I made a printout of your answer and take it with me on holiday. I 'll be back in a few weeks and hope get some ideas in that time.
Re: New firmware for printing directly from the Raspberry Pi's GPIO pins
June 16, 2015 05:08PM
Quote
vlorijer
I tought about this but the datasheet says "reserved" for the bytes between SET and CLEAR. So can we know nothing happens if we write to these addresses?
I made a printout of your answer and take it with me on holiday. I 'll be back in a few weeks and hope get some ideas in that time.

That's a good point.
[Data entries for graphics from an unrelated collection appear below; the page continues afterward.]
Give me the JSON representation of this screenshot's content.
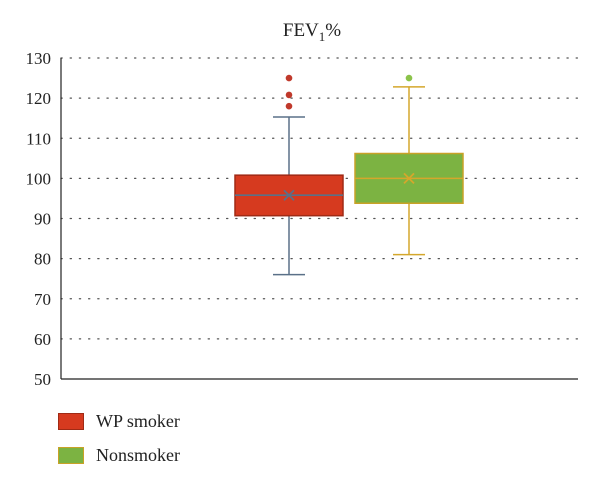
{
  "chart_data": {
    "type": "box",
    "title_main": "FEV",
    "title_sub": "1",
    "title_suffix": "%",
    "ylim": [
      50,
      130
    ],
    "y_ticks": [
      "50",
      "60",
      "70",
      "80",
      "90",
      "100",
      "110",
      "120",
      "130"
    ],
    "grid": "dotted horizontal",
    "legend_position": "bottom-left",
    "series": [
      {
        "name": "WP smoker",
        "fill": "#d63a1f",
        "stroke": "#a02a15",
        "whisker_color": "#5a7088",
        "min": 76,
        "q1": 90.7,
        "median": 95.8,
        "mean": 95.8,
        "q3": 100.8,
        "max": 115.3,
        "outliers": [
          118,
          120.8,
          125
        ],
        "outlier_color": "#c0392b"
      },
      {
        "name": "Nonsmoker",
        "fill": "#7cb342",
        "stroke": "#c9a227",
        "whisker_color": "#d4a72c",
        "min": 81,
        "q1": 93.8,
        "median": 100,
        "mean": 100,
        "q3": 106.2,
        "max": 122.8,
        "outliers": [
          125
        ],
        "outlier_color": "#8bc34a"
      }
    ]
  }
}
I interpreted "reserved" as meaning "reserved for future revisions", i.e. "this address isn't currently used, but it might be used for something in the future". In that interpretation, writing to those addresses won't do anything for current raspberry pi's, but it might incur undefined behavior in future versions.

In any case, my guess for why those bytes are reserved in the first place is in case future chips support more I/Os. In that scenario, it's safe to expect that the reserved bytes will follow the pattern GPSET0, GPSET1, GPSET2, ... GPCLR0, GPCLR1, GPCLR2, .... Since writing zero's to GPSETx or GPCLRx is a no-op, I would feel comfortable with writing zero's to the reserved regions too since it will likely still be a no-op if the GPIOs are ever expanded.

But yes, I don't think you can technically guarantee any behavior for what happens when you write to a reserved address. So it's a do-at-your-own-risk type of thing - if you try it and it works (I can say that it did work on the original RPi model B back when I evaluated that method around September) and you're comfortable with the possibility of it breaking on future revisions, then you're probably O.K.